In this listing from 2007 we recount our experience with some copies of Nirvana’s Nevermind album. It was an important milestone in the evolution of Better Records.

We learned our lesson – no more sealed records. Not if you’re the kind of audiophile record dealer who cares what his records sound like (which appears to put us in a class of exactly one.)

That same year we decided to stop carrying any new Heavy Vinyl release, prompted mostly by the mediocrity of the Rhino reissue of Blue.
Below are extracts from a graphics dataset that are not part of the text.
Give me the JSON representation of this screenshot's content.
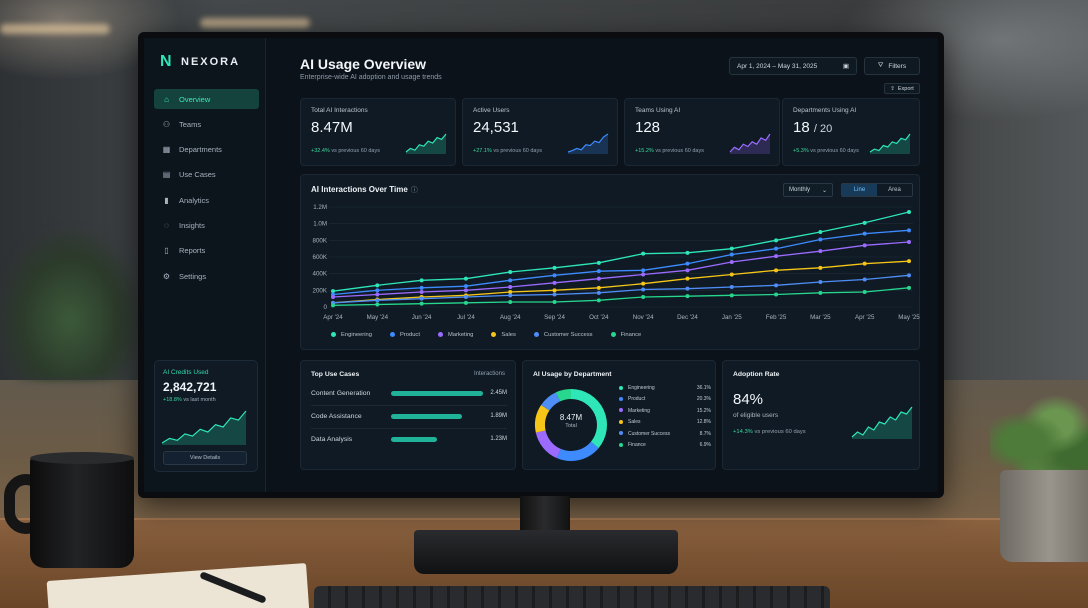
{
  "app": {
    "brand": "NEXORA",
    "accent": "#2ee6b8"
  },
  "sidebar": {
    "items": [
      {
        "label": "Overview",
        "icon": "home-icon",
        "active": true
      },
      {
        "label": "Teams",
        "icon": "users-icon"
      },
      {
        "label": "Departments",
        "icon": "grid-icon"
      },
      {
        "label": "Use Cases",
        "icon": "document-icon"
      },
      {
        "label": "Analytics",
        "icon": "bar-chart-icon"
      },
      {
        "label": "Insights",
        "icon": "lightbulb-icon"
      },
      {
        "label": "Reports",
        "icon": "report-icon"
      },
      {
        "label": "Settings",
        "icon": "gear-icon"
      }
    ],
    "credits": {
      "label": "AI Credits Used",
      "value": "2,842,721",
      "delta": "+18.8%",
      "delta_suffix": "vs last month",
      "button": "View Details",
      "trend": [
        2,
        3,
        2.6,
        4,
        3.5,
        5,
        4.4,
        6,
        5.5,
        7.5,
        7,
        9
      ]
    }
  },
  "header": {
    "title": "AI Usage Overview",
    "subtitle": "Enterprise-wide AI adoption and usage trends",
    "date_range": "Apr 1, 2024 – May 31, 2025",
    "filters_label": "Filters",
    "export_label": "Export"
  },
  "kpis": [
    {
      "label": "Total AI Interactions",
      "value": "8.47M",
      "delta": "+32.4%",
      "delta_suffix": "vs previous 60 days",
      "color": "#2ee6b8",
      "trend": [
        3,
        4,
        3.5,
        5,
        4.6,
        6,
        5.5,
        7,
        6.5,
        8
      ]
    },
    {
      "label": "Active Users",
      "value": "24,531",
      "delta": "+27.1%",
      "delta_suffix": "vs previous 60 days",
      "color": "#3d8bff",
      "trend": [
        3,
        3.4,
        4,
        3.6,
        5,
        4.8,
        6,
        5.6,
        7.2,
        8
      ]
    },
    {
      "label": "Teams Using AI",
      "value": "128",
      "delta": "+15.2%",
      "delta_suffix": "vs previous 60 days",
      "color": "#9b6bff",
      "trend": [
        3,
        4.2,
        3.6,
        5,
        4.4,
        5.6,
        5,
        6.6,
        6,
        7.6
      ]
    },
    {
      "label": "Departments Using AI",
      "value": "18",
      "value_of": "/ 20",
      "delta": "+5.3%",
      "delta_suffix": "vs previous 60 days",
      "color": "#2ee6b8",
      "trend": [
        3,
        3.8,
        3.4,
        4.8,
        4.4,
        5.8,
        5.4,
        6.8,
        6.4,
        8
      ]
    }
  ],
  "main_chart": {
    "title": "AI Interactions Over Time",
    "period": "Monthly",
    "toggle": {
      "line": "Line",
      "area": "Area"
    }
  },
  "chart_data": {
    "type": "line",
    "title": "AI Interactions Over Time",
    "x": [
      "Apr '24",
      "May '24",
      "Jun '24",
      "Jul '24",
      "Aug '24",
      "Sep '24",
      "Oct '24",
      "Nov '24",
      "Dec '24",
      "Jan '25",
      "Feb '25",
      "Mar '25",
      "Apr '25",
      "May '25"
    ],
    "y_ticks": [
      "0",
      "200K",
      "400K",
      "600K",
      "800K",
      "1.0M",
      "1.2M"
    ],
    "ylim": [
      0,
      1200000
    ],
    "grid": true,
    "legend_position": "bottom",
    "series": [
      {
        "name": "Engineering",
        "color": "#2ee6b8",
        "values": [
          190000,
          260000,
          320000,
          340000,
          420000,
          470000,
          530000,
          640000,
          650000,
          700000,
          800000,
          900000,
          1010000,
          1140000
        ]
      },
      {
        "name": "Product",
        "color": "#3d8bff",
        "values": [
          150000,
          200000,
          230000,
          250000,
          320000,
          380000,
          430000,
          440000,
          520000,
          630000,
          700000,
          810000,
          880000,
          920000
        ]
      },
      {
        "name": "Marketing",
        "color": "#9b6bff",
        "values": [
          120000,
          150000,
          180000,
          200000,
          240000,
          290000,
          340000,
          390000,
          440000,
          540000,
          610000,
          670000,
          740000,
          780000
        ]
      },
      {
        "name": "Sales",
        "color": "#f5c518",
        "values": [
          50000,
          90000,
          120000,
          140000,
          180000,
          200000,
          230000,
          280000,
          340000,
          390000,
          440000,
          470000,
          520000,
          550000
        ]
      },
      {
        "name": "Customer Success",
        "color": "#4f8ef7",
        "values": [
          50000,
          80000,
          100000,
          120000,
          140000,
          150000,
          170000,
          210000,
          220000,
          240000,
          260000,
          300000,
          330000,
          380000
        ]
      },
      {
        "name": "Finance",
        "color": "#27d78e",
        "values": [
          20000,
          30000,
          40000,
          50000,
          60000,
          60000,
          80000,
          120000,
          130000,
          140000,
          150000,
          170000,
          180000,
          230000
        ]
      }
    ]
  },
  "top_use_cases": {
    "title": "Top Use Cases",
    "column": "Interactions",
    "rows": [
      {
        "label": "Content Generation",
        "value": "2.45M",
        "fraction": 1.0
      },
      {
        "label": "Code Assistance",
        "value": "1.89M",
        "fraction": 0.77
      },
      {
        "label": "Data Analysis",
        "value": "1.23M",
        "fraction": 0.5
      }
    ]
  },
  "usage_by_department": {
    "title": "AI Usage by Department",
    "center_value": "8.47M",
    "center_label": "Total",
    "slices": [
      {
        "name": "Engineering",
        "pct": "36.1%",
        "value": 36.1,
        "color": "#2ee6b8"
      },
      {
        "name": "Product",
        "pct": "20.3%",
        "value": 20.3,
        "color": "#3d8bff"
      },
      {
        "name": "Marketing",
        "pct": "15.2%",
        "value": 15.2,
        "color": "#9b6bff"
      },
      {
        "name": "Sales",
        "pct": "12.8%",
        "value": 12.8,
        "color": "#f5c518"
      },
      {
        "name": "Customer Success",
        "pct": "8.7%",
        "value": 8.7,
        "color": "#4f8ef7"
      },
      {
        "name": "Finance",
        "pct": "6.9%",
        "value": 6.9,
        "color": "#27d78e"
      }
    ]
  },
  "adoption": {
    "title": "Adoption Rate",
    "value": "84%",
    "sub": "of eligible users",
    "delta": "+14.3%",
    "delta_suffix": "vs previous 60 days",
    "trend": [
      2,
      3,
      2.4,
      4,
      3.4,
      5,
      4.6,
      6,
      5.4,
      7,
      6.6,
      8
    ]
  }
}
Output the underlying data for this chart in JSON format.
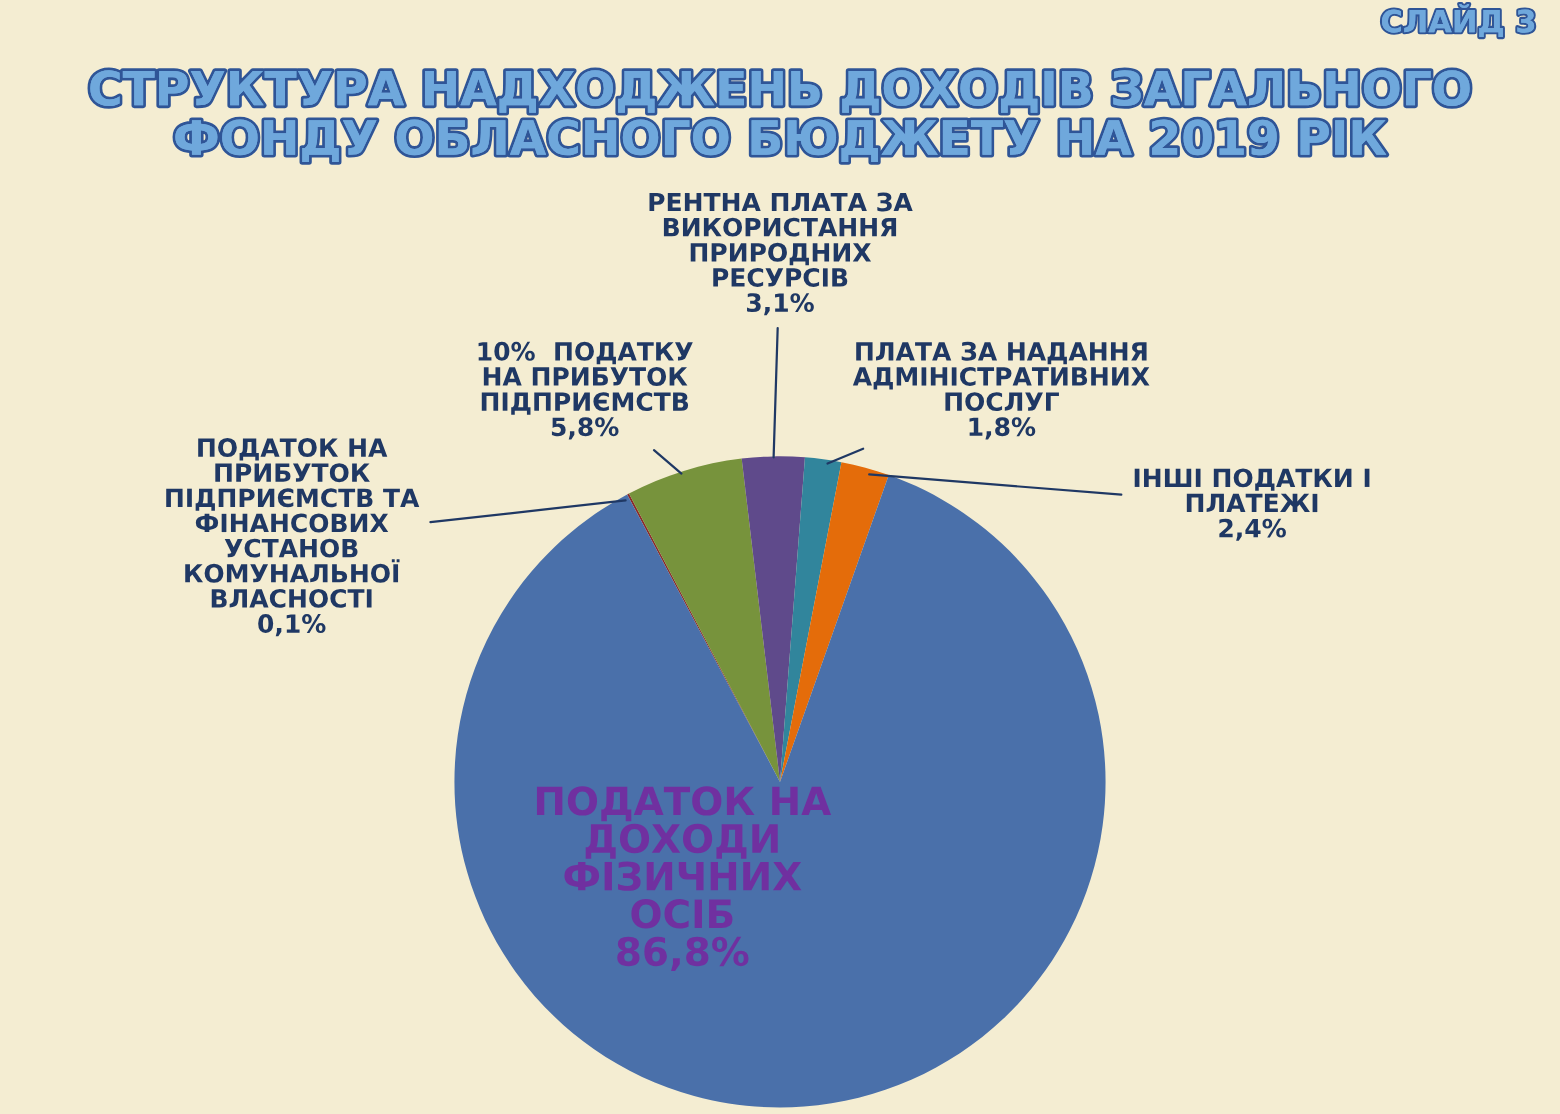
{
  "chart_data": {
    "type": "pie",
    "title": "СТРУКТУРА НАДХОДЖЕНЬ ДОХОДІВ ЗАГАЛЬНОГО\nФОНДУ ОБЛАСНОГО БЮДЖЕТУ НА 2019 РІК",
    "categories": [
      "ПОДАТОК НА\nПРИБУТОК\nПІДПРИЄМСТВ ТА\nФІНАНСОВИХ\nУСТАНОВ\nКОМУНАЛЬНОЇ\nВЛАСНОСТІ",
      "10%  ПОДАТКУ\nНА ПРИБУТОК\nПІДПРИЄМСТВ",
      "РЕНТНА ПЛАТА ЗА\nВИКОРИСТАННЯ\nПРИРОДНИХ\nРЕСУРСІВ",
      "ПЛАТА ЗА НАДАННЯ\nАДМІНІСТРАТИВНИХ\nПОСЛУГ",
      "ІНШІ ПОДАТКИ І\nПЛАТЕЖІ",
      "ПОДАТОК НА\nДОХОДИ\nФІЗИЧНИХ\nОСІБ"
    ],
    "values": [
      0.1,
      5.8,
      3.1,
      1.8,
      2.4,
      86.8
    ],
    "value_labels": [
      "0,1%",
      "5,8%",
      "3,1%",
      "1,8%",
      "2,4%",
      "86,8%"
    ],
    "colors": [
      "#8b2a2a",
      "#77933c",
      "#5f4a8b",
      "#31859c",
      "#e46c0a",
      "#4a70aa"
    ],
    "annotations": [
      "СЛАЙД 3"
    ]
  }
}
So, all in all 2007 was a good year for us. We stopped playing their game and invented a new one all our own. Judging by the enthusiastic response of our customers we think we did the right thing.

Nevermind Circa 2007

The dirty little secret of the audiophile record biz is that the purveyors of these pressings cannot possibly know with any certainty the quality of the sound of any sealed record they are selling. (Whether they can tell what the sound quality is of any record they sell is an open question, and one we would have to answer in the negative based on the hundreds of audiophile pressings we’ve auditioned over the last 40 years.)

They turn a blind eye to the fact that some copies are simply not going to measure up to the sound of the review copy that they auditioned and described.

This is a good reason not to sell sealed records, which, of course, we don’t.

That’s because we’ve done the experiments and found out the things they cannot be bothered to learn.

But wait a minute. Even that’s giving audiophile record dealers far too much credit.  Only a small fraction actually review the records they sell. Most cut and paste a review from the manufacturer and let it go at that. And the few that do write reviews are often so far off the mark that they might as well be talking about another pressing entirely.